MongoDB (port 27017)
Typical banners
MongoDB Server 4.4.29
MongoDB Server 5.0.24
MongoDB Server 6.0.14
Danger levels & bounties
a) 3.x / 4.x without auth → full DB dump (users, PII, credentials) → $5k–$25k
b) No bindIp restriction → banner leaks version → CVE-2019-10758 / CVE-2020-2460 RCE → $10k–$40k
c) JavaScript injection via $where (older versions) → full RCE
Quick attack path mongo target.com:27017 → if no auth → db.getCollectionNames() → dump everything.

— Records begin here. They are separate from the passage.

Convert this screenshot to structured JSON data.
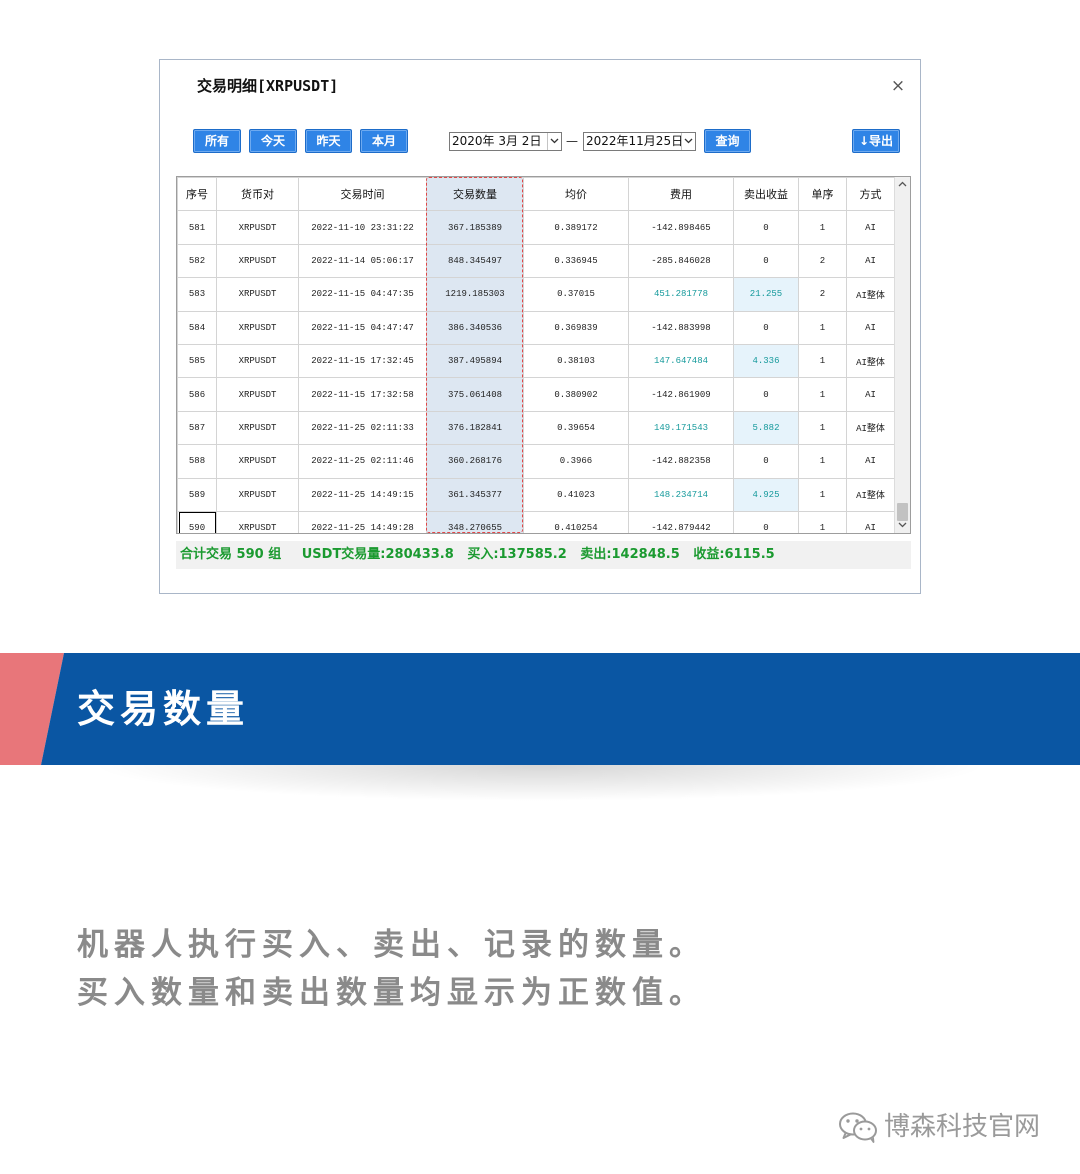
{
  "colors": {
    "button_blue": "#2f84e6",
    "banner_blue": "#0a56a3",
    "banner_pink": "#e8767a",
    "positive_teal": "#169a9c",
    "summary_green": "#1b9a30",
    "highlight_red": "#e04848",
    "highlight_fill": "#dde7f2",
    "text_gray": "#8a8a8a"
  },
  "icons": [
    "close-icon",
    "chevron-down-icon",
    "scroll-up-icon",
    "scroll-down-icon",
    "wechat-icon"
  ],
  "dialog": {
    "title": "交易明细[XRPUSDT]",
    "close_glyph": "×",
    "filters": [
      "所有",
      "今天",
      "昨天",
      "本月"
    ],
    "date_from": "2020年 3月 2日",
    "date_separator": "—",
    "date_to": "2022年11月25日",
    "query_label": "查询",
    "export_label": "↓导出",
    "columns": [
      "序号",
      "货币对",
      "交易时间",
      "交易数量",
      "均价",
      "费用",
      "卖出收益",
      "单序",
      "方式"
    ],
    "rows": [
      [
        "581",
        "XRPUSDT",
        "2022-11-10 23:31:22",
        "367.185389",
        "0.389172",
        "-142.898465",
        "0",
        "1",
        "AI"
      ],
      [
        "582",
        "XRPUSDT",
        "2022-11-14 05:06:17",
        "848.345497",
        "0.336945",
        "-285.846028",
        "0",
        "2",
        "AI"
      ],
      [
        "583",
        "XRPUSDT",
        "2022-11-15 04:47:35",
        "1219.185303",
        "0.37015",
        "451.281778",
        "21.255",
        "2",
        "AI整体"
      ],
      [
        "584",
        "XRPUSDT",
        "2022-11-15 04:47:47",
        "386.340536",
        "0.369839",
        "-142.883998",
        "0",
        "1",
        "AI"
      ],
      [
        "585",
        "XRPUSDT",
        "2022-11-15 17:32:45",
        "387.495894",
        "0.38103",
        "147.647484",
        "4.336",
        "1",
        "AI整体"
      ],
      [
        "586",
        "XRPUSDT",
        "2022-11-15 17:32:58",
        "375.061408",
        "0.380902",
        "-142.861909",
        "0",
        "1",
        "AI"
      ],
      [
        "587",
        "XRPUSDT",
        "2022-11-25 02:11:33",
        "376.182841",
        "0.39654",
        "149.171543",
        "5.882",
        "1",
        "AI整体"
      ],
      [
        "588",
        "XRPUSDT",
        "2022-11-25 02:11:46",
        "360.268176",
        "0.3966",
        "-142.882358",
        "0",
        "1",
        "AI"
      ],
      [
        "589",
        "XRPUSDT",
        "2022-11-25 14:49:15",
        "361.345377",
        "0.41023",
        "148.234714",
        "4.925",
        "1",
        "AI整体"
      ],
      [
        "590",
        "XRPUSDT",
        "2022-11-25 14:49:28",
        "348.270655",
        "0.410254",
        "-142.879442",
        "0",
        "1",
        "AI"
      ]
    ],
    "summary": {
      "count": "合计交易 590 组",
      "volume": "USDT交易量:280433.8",
      "buy": "买入:137585.2",
      "sell": "卖出:142848.5",
      "profit": "收益:6115.5"
    }
  },
  "banner": {
    "title": "交易数量"
  },
  "description": [
    "机器人执行买入、卖出、记录的数量。",
    "买入数量和卖出数量均显示为正数值。"
  ],
  "watermark": {
    "text": "博森科技官网"
  }
}
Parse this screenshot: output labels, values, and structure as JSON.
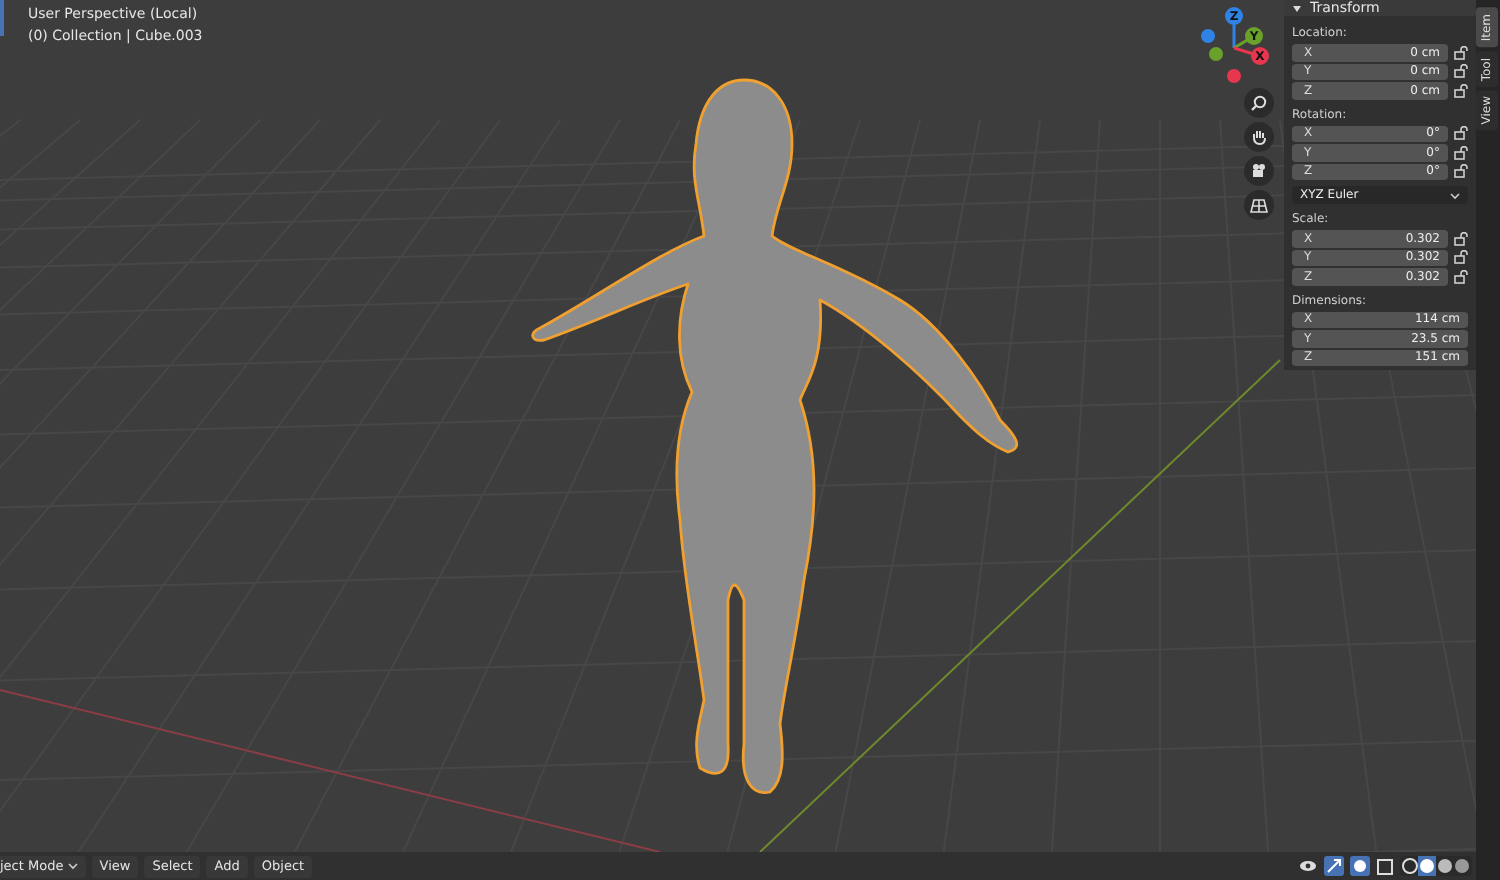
{
  "viewport": {
    "view_name": "User Perspective (Local)",
    "collection": "(0) Collection | Cube.003"
  },
  "gizmo": {
    "axes": [
      {
        "label": "Z",
        "color": "#2f83e4"
      },
      {
        "label": "Y",
        "color": "#6aa12a"
      },
      {
        "label": "X",
        "color": "#e8364f"
      }
    ]
  },
  "sidebar": {
    "panel_title": "Transform",
    "expanded": true,
    "items": [
      {
        "kind": "section",
        "label": "Location:",
        "fields": [
          {
            "axis": "X",
            "value": "0 cm",
            "locked": false
          },
          {
            "axis": "Y",
            "value": "0 cm",
            "locked": false
          },
          {
            "axis": "Z",
            "value": "0 cm",
            "locked": false
          }
        ]
      },
      {
        "kind": "section",
        "label": "Rotation:",
        "fields": [
          {
            "axis": "X",
            "value": "0°",
            "locked": false
          },
          {
            "axis": "Y",
            "value": "0°",
            "locked": false
          },
          {
            "axis": "Z",
            "value": "0°",
            "locked": false
          }
        ]
      },
      {
        "kind": "dropdown",
        "value": "XYZ Euler"
      },
      {
        "kind": "section",
        "label": "Scale:",
        "fields": [
          {
            "axis": "X",
            "value": "0.302",
            "locked": false
          },
          {
            "axis": "Y",
            "value": "0.302",
            "locked": false
          },
          {
            "axis": "Z",
            "value": "0.302",
            "locked": false
          }
        ]
      },
      {
        "kind": "section",
        "label": "Dimensions:",
        "fields": [
          {
            "axis": "X",
            "value": "114 cm"
          },
          {
            "axis": "Y",
            "value": "23.5 cm"
          },
          {
            "axis": "Z",
            "value": "151 cm"
          }
        ]
      }
    ],
    "tabs": [
      {
        "label": "Item",
        "selected": true
      },
      {
        "label": "Tool",
        "selected": false
      },
      {
        "label": "View",
        "selected": false
      }
    ]
  },
  "header": {
    "mode": "ject Mode",
    "menus": [
      "View",
      "Select",
      "Add",
      "Object"
    ]
  }
}
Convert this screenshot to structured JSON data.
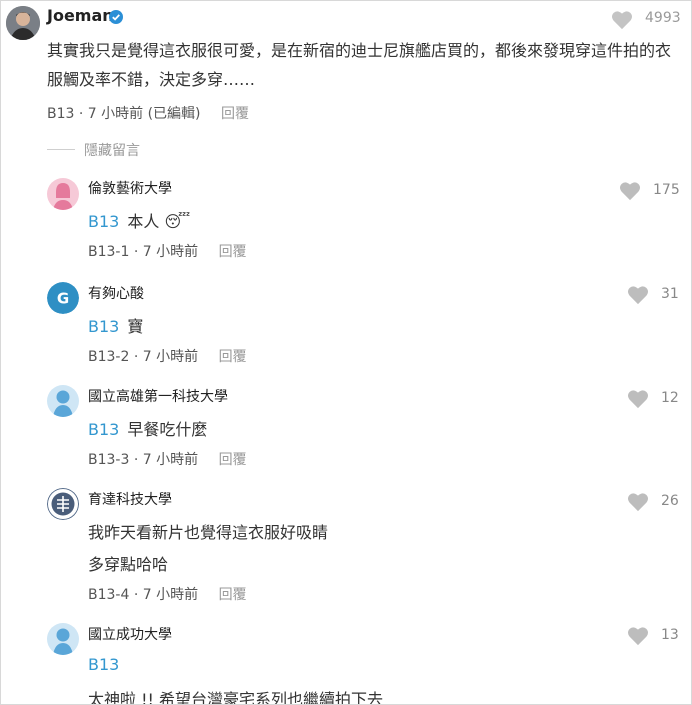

A few practical steps for discovering and reporting on databases:
1. Use either Shodan, Censys, or ZoomEye to find a variety of databases by performing a search using the following four queries:
Ports: 3306 , 5432 , 1433 , 27017
2. To perform an analysis of the banner to see whether a CVE exists, or if a bounty is available, obtain the version number and search the NVD (nvd.nist.gov) or Exploit-db.com for an unauthenticated RCE or database dump against the version number you obtained. If an unauthenticated RCE or database dump was located, you should report it immediately. {Where an unauthenticated RCE is located, generally a bounty of $5K - $50K and up will be offered on private programs}.
3. When you have proof of concept, do not run any destructive payloads. Just display the banner, version number and proof that no authentication is needed (ex. mysql-h target.com -u root connects without password)
Exposed database ports with default/weak auth remain some of the highest-paying bug bounty finds because impact is almost always “critical”: full data exfil, RCE, internal pivot. Grab nmap or netcat, scan your own perimeter once a month, you might find something that pays very well, or worse, something already being exploited.